Pour interpréter adéquatement les résultats et pour donner un sens aux convergences et aux divergences observées, des mises en relation ont été réalisées avec la littérature dans les domaines de la psychologie du jugement et de la prise de décision ainsi que des études empiriques disponibles qui ont été recensées. De plus, cette phase a permis d’adapter les termes choisis par ceux utilisés dans la littérature sur le sujet.
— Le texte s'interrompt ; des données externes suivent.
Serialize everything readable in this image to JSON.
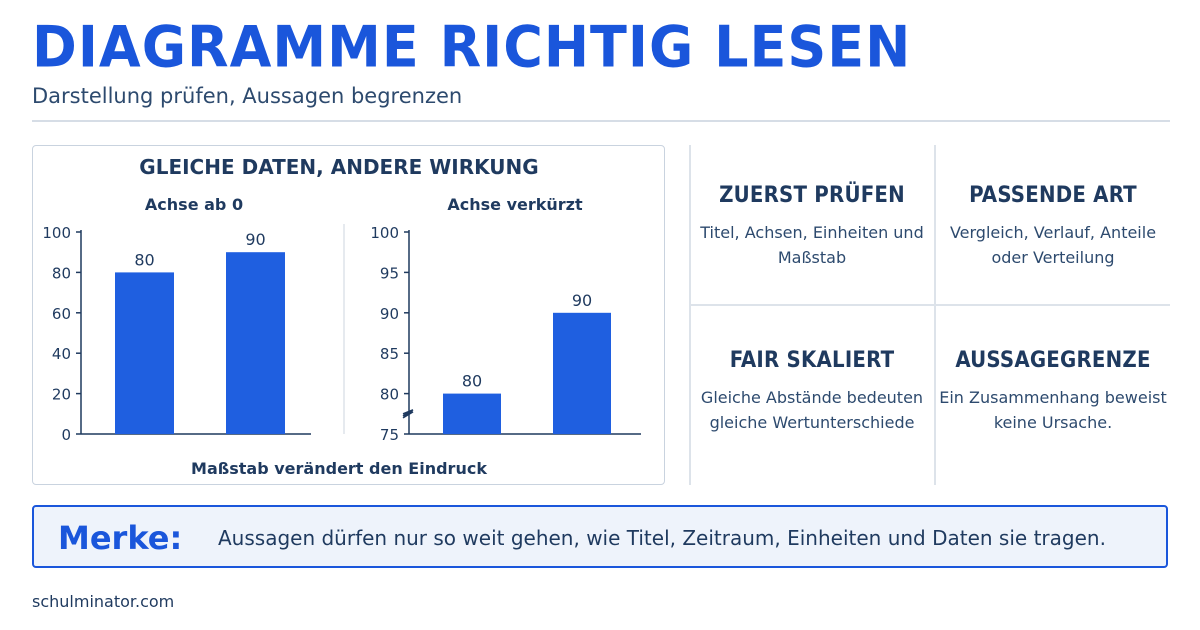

Par exemple, le terme « gravité de la situation », initialement choisi pour refléter celui utilisé dans la LPJ, a été changé par le terme « sévérité de la situation » privilégié dans la littérature scientifique dans ce domaine.

En somme, la démarche d’analyse en cinq phases ne s’est pas opérée de façon linéaire, mais plutôt de façon itérative. Notamment, en réalisant les examens des convergences et des divergences, il est survenu à quelques reprises qu’une nouvelle catégorie ait dû être créée et qu’un retour à la phase précédente ait été nécessaire. La Figure 1 présente une synthèse des cinq phases de la démarche d’analyse.

Phase 1 : Analyse pendant la collecte de données

25 fiches synthèses d’entretien Journal de bord de l’étudiante-chercheuse

Phase 2 : Organisation du corpus de données

Transcription verbatim des 25 entrevues 25 résumés intermédiaires

Phase 3 : Analyse à l’aide des catégories

Codage du corpus de données dans NVivo

Travail d’explicitation des catégories (registre des catégories)  

Phase 4 : Examens des convergences et des divergences

Convergences et divergences sans égard au groupe culturel

Divergences selon les formes de maltraitance sans égard au groupe culturel Examens des indices de maltraitance observés mais non immédiatement signalés

Divergences selon les groupes culturels et les formes de maltraitance  

Phase 5 : Mise en relation avec la littérature

Théories du jugement et de la prise de décision Études empiriques disponibles

Figure 1. Démarche d’analyse qualitative de données.